Offshore wind farm load factors

I heard that recently-built UK offshore wind farms have higher load factors than old wind farms. I thought it would be interesting to plot the raw data, which is available from the helpful REF website. (The load factor is the ratio of the average output of the wind farm to the maximum possible output, and it is usually expressed as a percentage.) The graph below shows the rolling load factor of the 27 offshore wind farms in the UK, versus their accreditation dates. The size of each point is proportional to the capacity of the wind farm. One of the newest wind farms has a very low rolling load factor - this is Gwynt y Mor, the bottom right point on the graph; Gwynt y Mor is the second biggest offshore wind farm in the world. Presumably this poor load factor is a temporary glitch associated with the commissioning of the wind farm. If we ignore that point as an outlier, and simply compare the average rolling load factors for accreditation dates before and after June 30th 2010, it looks as if the average load factor may have increased from about 33.9% (± 2%) to about 37.4% (± 1%).
Of course, a proper analysis should account for ageing effects and variations in the weather, both of which have been carefully studied by Staffell and Green. They found that "Wind turbines ... lose 1.6 ± 0.2% of their output per year" (which implies, for a load factor of 35%, a reduction in load factor of 0.56% per year - a trend that I have shown by the green straight line in the next graph).

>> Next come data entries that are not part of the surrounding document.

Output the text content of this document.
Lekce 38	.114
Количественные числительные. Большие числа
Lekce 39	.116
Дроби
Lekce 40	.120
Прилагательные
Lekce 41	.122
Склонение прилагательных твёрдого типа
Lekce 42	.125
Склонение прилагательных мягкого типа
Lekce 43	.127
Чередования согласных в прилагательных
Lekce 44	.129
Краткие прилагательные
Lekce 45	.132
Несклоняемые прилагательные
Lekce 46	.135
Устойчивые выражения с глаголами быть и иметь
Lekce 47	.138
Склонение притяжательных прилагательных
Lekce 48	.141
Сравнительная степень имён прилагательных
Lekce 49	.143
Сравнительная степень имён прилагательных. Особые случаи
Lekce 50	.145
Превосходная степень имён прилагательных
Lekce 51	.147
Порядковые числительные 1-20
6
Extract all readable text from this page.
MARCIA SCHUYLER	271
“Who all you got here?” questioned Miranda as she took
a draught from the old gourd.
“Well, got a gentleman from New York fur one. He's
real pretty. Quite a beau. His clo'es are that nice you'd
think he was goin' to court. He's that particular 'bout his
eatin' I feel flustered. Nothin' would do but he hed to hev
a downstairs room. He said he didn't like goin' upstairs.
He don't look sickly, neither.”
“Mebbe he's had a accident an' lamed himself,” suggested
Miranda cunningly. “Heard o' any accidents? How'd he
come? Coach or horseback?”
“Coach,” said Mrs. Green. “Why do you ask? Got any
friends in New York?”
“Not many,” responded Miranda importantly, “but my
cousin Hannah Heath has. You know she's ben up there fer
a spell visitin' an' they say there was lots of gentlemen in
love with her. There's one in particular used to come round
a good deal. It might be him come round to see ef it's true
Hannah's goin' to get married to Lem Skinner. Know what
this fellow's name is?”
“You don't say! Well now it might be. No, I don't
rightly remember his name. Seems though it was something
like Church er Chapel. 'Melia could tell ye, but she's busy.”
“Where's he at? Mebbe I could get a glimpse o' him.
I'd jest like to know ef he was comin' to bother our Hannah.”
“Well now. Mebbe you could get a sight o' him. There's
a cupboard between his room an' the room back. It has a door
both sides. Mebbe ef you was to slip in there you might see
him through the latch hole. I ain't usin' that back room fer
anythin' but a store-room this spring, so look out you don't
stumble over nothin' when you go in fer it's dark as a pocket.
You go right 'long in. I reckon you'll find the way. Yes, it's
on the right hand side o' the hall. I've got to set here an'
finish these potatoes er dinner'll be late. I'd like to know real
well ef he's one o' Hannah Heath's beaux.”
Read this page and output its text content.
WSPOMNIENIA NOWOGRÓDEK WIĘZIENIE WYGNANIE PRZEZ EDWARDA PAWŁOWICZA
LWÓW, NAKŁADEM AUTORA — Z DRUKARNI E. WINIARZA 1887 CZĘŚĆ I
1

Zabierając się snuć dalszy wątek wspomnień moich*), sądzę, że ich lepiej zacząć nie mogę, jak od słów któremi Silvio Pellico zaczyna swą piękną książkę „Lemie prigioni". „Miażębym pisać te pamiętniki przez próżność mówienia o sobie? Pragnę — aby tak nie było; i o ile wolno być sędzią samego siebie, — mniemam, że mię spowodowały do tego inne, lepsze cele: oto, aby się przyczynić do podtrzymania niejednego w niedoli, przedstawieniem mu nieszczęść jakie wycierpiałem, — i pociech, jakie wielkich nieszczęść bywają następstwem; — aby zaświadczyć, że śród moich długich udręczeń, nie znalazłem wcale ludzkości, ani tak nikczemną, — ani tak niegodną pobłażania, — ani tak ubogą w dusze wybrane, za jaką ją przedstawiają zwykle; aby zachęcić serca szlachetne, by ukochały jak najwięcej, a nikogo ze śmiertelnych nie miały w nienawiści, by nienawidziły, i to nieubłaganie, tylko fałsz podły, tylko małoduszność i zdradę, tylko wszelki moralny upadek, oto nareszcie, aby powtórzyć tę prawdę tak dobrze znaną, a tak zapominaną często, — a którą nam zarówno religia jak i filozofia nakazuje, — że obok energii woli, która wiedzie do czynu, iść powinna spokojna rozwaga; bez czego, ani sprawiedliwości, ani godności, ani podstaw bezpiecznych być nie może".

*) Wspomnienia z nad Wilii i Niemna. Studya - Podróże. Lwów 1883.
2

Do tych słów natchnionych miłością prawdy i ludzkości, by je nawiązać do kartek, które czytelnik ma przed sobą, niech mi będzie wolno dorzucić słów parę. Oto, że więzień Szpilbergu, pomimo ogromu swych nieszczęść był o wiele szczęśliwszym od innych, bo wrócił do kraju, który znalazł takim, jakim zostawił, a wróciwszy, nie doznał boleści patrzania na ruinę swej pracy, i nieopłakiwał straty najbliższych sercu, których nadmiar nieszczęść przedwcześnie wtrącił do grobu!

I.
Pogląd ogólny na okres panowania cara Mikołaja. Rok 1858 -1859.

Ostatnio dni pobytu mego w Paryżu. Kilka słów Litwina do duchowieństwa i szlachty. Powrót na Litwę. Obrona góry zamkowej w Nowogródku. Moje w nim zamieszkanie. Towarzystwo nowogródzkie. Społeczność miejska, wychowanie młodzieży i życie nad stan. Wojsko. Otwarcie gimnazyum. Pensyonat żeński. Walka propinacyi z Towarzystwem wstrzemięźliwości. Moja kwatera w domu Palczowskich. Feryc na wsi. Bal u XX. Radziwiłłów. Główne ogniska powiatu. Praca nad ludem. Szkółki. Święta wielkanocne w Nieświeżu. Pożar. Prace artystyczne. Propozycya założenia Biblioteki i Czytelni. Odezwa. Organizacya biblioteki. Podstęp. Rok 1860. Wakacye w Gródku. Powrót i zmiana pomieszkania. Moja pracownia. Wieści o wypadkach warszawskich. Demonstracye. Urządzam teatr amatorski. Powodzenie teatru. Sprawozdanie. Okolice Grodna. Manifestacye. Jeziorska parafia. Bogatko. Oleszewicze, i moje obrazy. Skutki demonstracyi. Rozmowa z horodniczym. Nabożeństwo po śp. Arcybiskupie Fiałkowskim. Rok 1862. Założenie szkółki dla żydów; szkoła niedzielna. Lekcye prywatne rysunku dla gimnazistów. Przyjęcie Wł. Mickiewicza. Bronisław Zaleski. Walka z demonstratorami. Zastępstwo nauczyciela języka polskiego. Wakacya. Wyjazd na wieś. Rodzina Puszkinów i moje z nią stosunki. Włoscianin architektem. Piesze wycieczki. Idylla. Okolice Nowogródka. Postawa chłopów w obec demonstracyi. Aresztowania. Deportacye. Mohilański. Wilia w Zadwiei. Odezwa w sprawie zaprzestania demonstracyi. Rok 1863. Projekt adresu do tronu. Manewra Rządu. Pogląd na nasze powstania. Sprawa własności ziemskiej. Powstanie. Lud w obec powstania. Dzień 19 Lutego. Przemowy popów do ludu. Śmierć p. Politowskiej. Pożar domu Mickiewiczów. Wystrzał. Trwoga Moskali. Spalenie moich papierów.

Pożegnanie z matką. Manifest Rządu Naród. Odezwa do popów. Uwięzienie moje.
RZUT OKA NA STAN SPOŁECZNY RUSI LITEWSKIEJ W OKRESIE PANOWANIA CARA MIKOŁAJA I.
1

So, has there been a technological improvement in offshore wind turbines that has boosted load factors? Having been involved in innovation support while I worked at DECC, my prior expectation was that the answer to this question could easily be "yes". But actually it looks like it is possible to account for the apparent trend in the data by a simple "ageing" hypothesis: perhaps the newer wind farms are better just because they have aged less?

7 comments:

Anonymous said...

Is the aging a reduction in individual turbines' output or simply an increase in the annual amount of maintenance downtime required averaged across a farm?

Bishop Hill said...

Presumably one could equally conclude that the turbines are ageing faster than Staffell and Green suspected but that there has been some technological advance. I would have thought this was a more plausible explanation than no tech advance at all.

David MacKay FRS said...

@Anonymous: The Staffell-Green paper didn't resolve whether the ageing is caused by changes in the turbines or because of maintenance downtime. This is the sort of information that wind farm owners will have at their fingertips, I am sure, but (even though the public have actually paid everything) such data are never published, sadly!

@BishopHill - yes, what you said is conceivably true; and it is possible that some but not all of the new wind farms are indeed much better, and that we would be able to see an improvement signal if we could disaggregate the data by wind-turbine technology. Sorry, I just did a quick and dirty one-hour job on this, to see if there was any stand-out signal in the data.

pawb1 said...

The performance of wind farms is very dependent on their location. This applies to both onshore and offshore wind farms. For example the rolling average load factor for onshore wind farms in England is 25%, in Wales it's 25%, in Scotland it's 28% and in NI it's 31%. Within England there are big regional differences (22% to 26%). Has the location (and hence wind resource) been factored into the offshore data analysis?

James said...

Another hypothesis would be that size matters. It looks to me like the bigger producers also have higher load factors (outside of the anomolous one in 2014). Of course, the bigger ones also tend to be the most recent, so all very difficult to interpret. You would need data from a previous point in time to disentangle the effects, but your aging hypothesis looks like the cleanest explanation to me.

James

Anonymous said...

There could be, at least 2 factors at work here. The reduction in aerodynamic performance by the lack of regular cleaning of the blades is one reason and the fact that the earlier offshore farms were not offshore at all, they're close inshore and relatively inexpensive to build, whereas the later farms are further offshore and in cleaner wind.

BillG said...

Pawb1 is right.

With the abandonment of many Round 3 projects in more exposed/distant waters, especially off the West Coast ( e.g. Celtic Array and Atlantic Array) it seems that offshore development is increasingly being concentrated on easier, closer, more economic East Coast sites and extensions to existing schemes with lower capacity factors due to wind resource.

This is probably more than balanced for operators by less wear and tear and downtime due to access difficulties.